Over two weeks before the maiden voyage, Chief Officer Murdoch discusses the possibility of a terrorist attack on the Titanic with Captain Smith, First Officer Lightoller, and Second Officer David Blair.
On 9 April, all officers meet in a conference room on board he ship. Henry Tingle Wilde is announced to become Chief Officer, Blair is discharged off the Titanic, and Murdoch and Lightoller both go down one rank.
On the Sunday evening of the maiden voyage, Smith wants to make a little "headway" and arrive half a day earlier, but Ismay reminds him of the fact White Star doesn't try to gain the Blue Riband. Ismay goes to bed and Smith repeats his wish, even though Murdoch says they had a few ice warnings.

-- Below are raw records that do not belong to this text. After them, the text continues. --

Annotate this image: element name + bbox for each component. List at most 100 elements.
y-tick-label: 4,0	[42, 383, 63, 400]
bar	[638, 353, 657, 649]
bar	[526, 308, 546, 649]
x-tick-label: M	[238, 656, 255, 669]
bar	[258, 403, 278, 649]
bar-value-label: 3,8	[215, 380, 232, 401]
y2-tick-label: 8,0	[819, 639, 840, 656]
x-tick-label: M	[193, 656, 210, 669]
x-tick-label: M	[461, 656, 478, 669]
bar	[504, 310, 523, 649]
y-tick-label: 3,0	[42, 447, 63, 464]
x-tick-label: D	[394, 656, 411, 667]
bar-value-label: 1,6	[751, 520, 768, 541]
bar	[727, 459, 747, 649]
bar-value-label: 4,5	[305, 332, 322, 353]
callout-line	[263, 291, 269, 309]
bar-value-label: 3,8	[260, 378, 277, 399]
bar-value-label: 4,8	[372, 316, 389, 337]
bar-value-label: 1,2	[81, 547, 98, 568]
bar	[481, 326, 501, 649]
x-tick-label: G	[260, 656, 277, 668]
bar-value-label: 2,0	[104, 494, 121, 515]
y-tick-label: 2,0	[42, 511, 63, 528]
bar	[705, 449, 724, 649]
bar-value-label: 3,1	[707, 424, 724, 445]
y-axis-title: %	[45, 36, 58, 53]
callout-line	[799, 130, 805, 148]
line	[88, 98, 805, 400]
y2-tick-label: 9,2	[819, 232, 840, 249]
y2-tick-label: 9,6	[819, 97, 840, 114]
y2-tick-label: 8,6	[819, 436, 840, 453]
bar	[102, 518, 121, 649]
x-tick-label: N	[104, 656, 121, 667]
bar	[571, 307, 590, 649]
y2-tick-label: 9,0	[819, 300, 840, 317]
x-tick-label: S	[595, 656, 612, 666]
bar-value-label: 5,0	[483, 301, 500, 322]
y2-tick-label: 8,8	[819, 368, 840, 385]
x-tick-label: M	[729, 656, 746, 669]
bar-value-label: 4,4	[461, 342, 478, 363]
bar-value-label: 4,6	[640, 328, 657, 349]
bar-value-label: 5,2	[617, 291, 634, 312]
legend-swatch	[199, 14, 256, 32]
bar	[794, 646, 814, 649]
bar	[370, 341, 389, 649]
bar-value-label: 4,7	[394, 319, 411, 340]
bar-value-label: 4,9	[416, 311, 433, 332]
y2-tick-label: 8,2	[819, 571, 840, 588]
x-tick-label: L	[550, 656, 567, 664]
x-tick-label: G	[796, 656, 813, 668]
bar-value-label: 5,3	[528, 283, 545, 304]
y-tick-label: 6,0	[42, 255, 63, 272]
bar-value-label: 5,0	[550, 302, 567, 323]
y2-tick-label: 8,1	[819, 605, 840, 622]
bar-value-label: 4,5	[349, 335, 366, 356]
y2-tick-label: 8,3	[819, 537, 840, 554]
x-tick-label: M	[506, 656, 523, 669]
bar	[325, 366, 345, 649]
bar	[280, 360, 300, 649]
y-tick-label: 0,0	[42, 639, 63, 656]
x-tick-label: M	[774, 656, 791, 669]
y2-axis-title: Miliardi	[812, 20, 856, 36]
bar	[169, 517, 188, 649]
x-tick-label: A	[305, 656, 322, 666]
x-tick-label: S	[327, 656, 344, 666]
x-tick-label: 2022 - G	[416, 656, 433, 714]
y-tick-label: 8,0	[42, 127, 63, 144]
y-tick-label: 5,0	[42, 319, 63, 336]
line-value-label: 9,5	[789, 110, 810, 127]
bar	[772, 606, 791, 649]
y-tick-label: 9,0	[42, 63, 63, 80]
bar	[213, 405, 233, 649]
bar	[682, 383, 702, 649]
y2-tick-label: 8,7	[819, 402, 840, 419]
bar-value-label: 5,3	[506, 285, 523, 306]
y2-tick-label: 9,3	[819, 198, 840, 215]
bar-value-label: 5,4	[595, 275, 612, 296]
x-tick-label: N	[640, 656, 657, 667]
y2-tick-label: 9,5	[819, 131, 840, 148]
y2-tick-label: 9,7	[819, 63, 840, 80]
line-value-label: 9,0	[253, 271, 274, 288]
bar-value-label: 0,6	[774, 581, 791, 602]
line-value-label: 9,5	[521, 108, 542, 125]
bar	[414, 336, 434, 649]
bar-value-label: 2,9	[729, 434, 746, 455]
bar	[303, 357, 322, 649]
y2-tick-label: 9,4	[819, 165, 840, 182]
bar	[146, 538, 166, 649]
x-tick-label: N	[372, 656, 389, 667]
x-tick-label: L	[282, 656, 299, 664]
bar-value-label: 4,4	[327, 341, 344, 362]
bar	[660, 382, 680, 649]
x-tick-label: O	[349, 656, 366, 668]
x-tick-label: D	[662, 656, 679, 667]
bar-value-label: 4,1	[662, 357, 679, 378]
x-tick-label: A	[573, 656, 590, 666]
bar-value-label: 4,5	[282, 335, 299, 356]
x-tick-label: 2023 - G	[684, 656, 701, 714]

Later, Titanic is sinking. Stewards Annie Desmond and Paolo Sandrini are filling a lifeboat with women and children. Fourth Officer Boxhall forbids Paolo from allowing Second Class women into the lifeboats from A Deck, he thinks they have to board from the Boat Deck. Paolo almost clashes with Boxhall until Murdoch arrives and orders all women and children into the lifeboats.
Murdoch then heads to another lifeboat, where he calls for any more women. John Batley brings his wife towards the boat, and asks permission to join her. Second Officer Lightoller said 'no men' but Murdoch ignores that and allows Batley in.
Before the Batley's can enter the lifeboat, most of the Maloney family run to the boat, where Mary Maloney suddenly gets trampled. Lord Manton helps to get her up. Muriel is also trampled, but John refuses help from Lord Manton. The Maloney family board lifeboat 15, and Murdoch orders steward Hart to take charge.
Murdoch is last seen speaking with Captain Smith in the bridge, his death isn't shown.